Wild Georgia: Goldenrods and asters go together, like salt and pepper

I can’t imagine September without goldenrods and asters, whose beautiful blooms I most associate with late summer and fall in Georgia. A September without them would be like early April without dogwood blossoms.

Goldenrods and asters seem to go together, like salt and pepper and horse and carriage. This month, they’ll be exploding into riots of color along roadsides and forest edges, in woodland openings, meadows, old fields and along stream banks. (Georgia has some 30 goldenrod species and about 35 aster species.)

Some of nature’s most breathtaking sights in autumn are bright yellow goldenrods blooming next to blue, white or purple asters in sunny fields and along country lanes. It’s no coincidence that species of the two groups often bloom together in the same place at the same time. The two groups are closely related, both belonging to the aster family.

Their bright colors seem designed by nature to blend just right to produce pleasing visual effects.
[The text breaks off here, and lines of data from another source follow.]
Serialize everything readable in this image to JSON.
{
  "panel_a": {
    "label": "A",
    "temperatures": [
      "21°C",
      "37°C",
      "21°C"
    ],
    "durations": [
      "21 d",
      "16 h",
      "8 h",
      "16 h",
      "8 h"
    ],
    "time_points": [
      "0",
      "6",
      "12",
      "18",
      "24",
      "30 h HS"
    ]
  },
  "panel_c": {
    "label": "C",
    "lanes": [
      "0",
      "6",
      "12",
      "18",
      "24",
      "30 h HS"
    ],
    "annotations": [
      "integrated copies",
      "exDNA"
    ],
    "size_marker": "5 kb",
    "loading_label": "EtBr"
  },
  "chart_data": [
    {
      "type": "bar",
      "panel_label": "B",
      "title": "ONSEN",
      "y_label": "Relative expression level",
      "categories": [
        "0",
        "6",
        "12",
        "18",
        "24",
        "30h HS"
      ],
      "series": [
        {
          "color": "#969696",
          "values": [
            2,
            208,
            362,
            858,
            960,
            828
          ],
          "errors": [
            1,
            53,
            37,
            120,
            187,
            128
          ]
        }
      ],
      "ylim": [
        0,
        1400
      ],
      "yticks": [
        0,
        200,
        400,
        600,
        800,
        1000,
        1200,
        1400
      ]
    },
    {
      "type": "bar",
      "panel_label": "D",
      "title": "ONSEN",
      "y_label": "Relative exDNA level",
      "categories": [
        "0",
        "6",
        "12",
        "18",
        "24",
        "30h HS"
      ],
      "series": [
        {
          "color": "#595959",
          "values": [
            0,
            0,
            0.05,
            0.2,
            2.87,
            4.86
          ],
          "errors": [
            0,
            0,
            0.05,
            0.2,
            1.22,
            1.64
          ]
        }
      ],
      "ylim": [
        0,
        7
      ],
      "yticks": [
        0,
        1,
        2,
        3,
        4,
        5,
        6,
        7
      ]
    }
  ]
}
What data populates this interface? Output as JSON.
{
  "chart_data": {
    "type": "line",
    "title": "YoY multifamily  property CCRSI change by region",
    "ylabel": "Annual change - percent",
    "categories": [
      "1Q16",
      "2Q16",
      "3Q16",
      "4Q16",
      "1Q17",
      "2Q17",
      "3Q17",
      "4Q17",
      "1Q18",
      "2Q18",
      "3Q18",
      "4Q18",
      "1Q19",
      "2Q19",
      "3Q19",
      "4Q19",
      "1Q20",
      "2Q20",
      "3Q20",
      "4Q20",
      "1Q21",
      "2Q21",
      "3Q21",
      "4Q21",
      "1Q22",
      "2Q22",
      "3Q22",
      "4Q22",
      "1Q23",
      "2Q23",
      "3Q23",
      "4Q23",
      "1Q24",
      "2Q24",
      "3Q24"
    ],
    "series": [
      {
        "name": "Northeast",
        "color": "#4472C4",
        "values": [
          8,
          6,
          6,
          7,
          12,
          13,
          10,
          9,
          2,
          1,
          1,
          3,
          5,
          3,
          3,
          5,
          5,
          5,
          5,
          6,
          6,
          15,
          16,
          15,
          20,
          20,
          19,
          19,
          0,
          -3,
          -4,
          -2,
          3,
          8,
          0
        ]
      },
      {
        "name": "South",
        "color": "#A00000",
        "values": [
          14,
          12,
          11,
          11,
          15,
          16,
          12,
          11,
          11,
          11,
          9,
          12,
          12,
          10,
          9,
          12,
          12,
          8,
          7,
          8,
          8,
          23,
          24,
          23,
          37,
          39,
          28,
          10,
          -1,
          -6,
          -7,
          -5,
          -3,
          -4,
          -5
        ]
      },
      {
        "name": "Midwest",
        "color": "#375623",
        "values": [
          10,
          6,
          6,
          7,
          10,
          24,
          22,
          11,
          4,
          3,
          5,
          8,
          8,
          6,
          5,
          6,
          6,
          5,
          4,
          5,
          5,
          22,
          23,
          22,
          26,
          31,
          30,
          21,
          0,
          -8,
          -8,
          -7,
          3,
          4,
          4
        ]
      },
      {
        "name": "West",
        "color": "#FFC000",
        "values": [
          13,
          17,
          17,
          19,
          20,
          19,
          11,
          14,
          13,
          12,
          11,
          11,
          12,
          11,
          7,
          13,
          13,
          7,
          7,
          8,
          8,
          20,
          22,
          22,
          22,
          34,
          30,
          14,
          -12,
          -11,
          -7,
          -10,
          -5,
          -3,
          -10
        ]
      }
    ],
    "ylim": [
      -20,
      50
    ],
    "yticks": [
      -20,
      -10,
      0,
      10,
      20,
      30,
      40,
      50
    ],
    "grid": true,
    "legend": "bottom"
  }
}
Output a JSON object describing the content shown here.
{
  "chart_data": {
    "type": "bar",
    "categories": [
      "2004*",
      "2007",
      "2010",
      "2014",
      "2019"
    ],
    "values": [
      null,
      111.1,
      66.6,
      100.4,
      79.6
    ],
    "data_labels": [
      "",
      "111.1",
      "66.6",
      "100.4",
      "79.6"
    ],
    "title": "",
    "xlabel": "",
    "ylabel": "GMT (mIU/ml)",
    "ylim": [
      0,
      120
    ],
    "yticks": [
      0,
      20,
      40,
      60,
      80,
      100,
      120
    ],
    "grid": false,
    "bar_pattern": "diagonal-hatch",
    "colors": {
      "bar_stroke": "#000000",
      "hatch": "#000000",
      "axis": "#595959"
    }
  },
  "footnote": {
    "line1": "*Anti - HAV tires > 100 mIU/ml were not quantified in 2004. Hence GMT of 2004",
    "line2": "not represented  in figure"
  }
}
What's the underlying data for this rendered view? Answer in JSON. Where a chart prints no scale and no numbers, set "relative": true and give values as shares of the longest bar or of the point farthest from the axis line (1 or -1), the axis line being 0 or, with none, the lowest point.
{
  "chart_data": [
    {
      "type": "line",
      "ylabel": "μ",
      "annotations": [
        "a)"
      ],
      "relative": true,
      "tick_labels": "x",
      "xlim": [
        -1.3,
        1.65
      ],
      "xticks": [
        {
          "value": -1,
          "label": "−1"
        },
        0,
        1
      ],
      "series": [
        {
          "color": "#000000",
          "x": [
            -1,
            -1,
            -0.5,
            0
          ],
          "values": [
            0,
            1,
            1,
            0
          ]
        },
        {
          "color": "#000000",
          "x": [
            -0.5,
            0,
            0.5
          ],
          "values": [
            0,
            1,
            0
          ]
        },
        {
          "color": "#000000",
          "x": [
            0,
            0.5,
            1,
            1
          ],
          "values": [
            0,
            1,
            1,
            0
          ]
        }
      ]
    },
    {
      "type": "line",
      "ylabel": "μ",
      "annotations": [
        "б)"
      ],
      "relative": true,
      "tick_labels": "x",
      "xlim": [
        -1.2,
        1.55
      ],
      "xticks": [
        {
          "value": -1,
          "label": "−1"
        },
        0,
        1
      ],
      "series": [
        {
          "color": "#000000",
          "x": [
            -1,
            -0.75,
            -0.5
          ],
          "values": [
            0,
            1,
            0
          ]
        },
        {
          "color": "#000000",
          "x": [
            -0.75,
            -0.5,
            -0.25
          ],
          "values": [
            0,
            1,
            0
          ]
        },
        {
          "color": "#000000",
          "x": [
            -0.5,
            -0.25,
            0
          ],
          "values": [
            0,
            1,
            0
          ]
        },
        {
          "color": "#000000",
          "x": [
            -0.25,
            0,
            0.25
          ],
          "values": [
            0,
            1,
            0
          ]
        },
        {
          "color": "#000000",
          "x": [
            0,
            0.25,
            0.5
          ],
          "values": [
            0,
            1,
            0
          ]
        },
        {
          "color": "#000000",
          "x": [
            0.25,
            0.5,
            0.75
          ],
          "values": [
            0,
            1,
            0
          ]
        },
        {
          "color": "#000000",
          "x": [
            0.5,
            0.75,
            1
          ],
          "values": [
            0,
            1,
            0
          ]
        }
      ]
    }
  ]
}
That’s especially true when blue or purple asters bloom among yellow goldenrods. Blue or purple with yellow are said to be “complementary” colors that, when viewed together, are satisfying to the eye.

In her bestselling book, “Braiding Sweetgrass,” author Robin Wall Kimmerer said she decided early on to study botany because she wanted to find out why goldenrods and asters grow together.

She asked: Why do they stand beside each other when they could grow alone? Her conclusion: Goldenrod and aster colors mixed together also are pleasing to the eyes of bees, flies and other vital pollinators. It makes the flowers prime pollinator targets. Together, their blooms receive far more pollinator visits than they would if growing alone.

One would find it hard to argue that point after observing the amazing profusion of bees, flies, wasps, butterflies and other pollinators buzzing about and sipping nectar from goldenrods and asters on a sunny day in fall.

Come first frost, though, their flowers will wither and turn dull brown. Even then, their seeds will provide food for many birds and small animals.

IN THE SKY: From David Dundee, Tellus Science Museum astronomer: The moon is first quarter on Saturday night (Sept. 3). Mercury is low in the west at dusk. Rising in the east are Venus, just before sunrise; Mars, around midnight; Jupiter, just after dark; and Saturn, at sunset.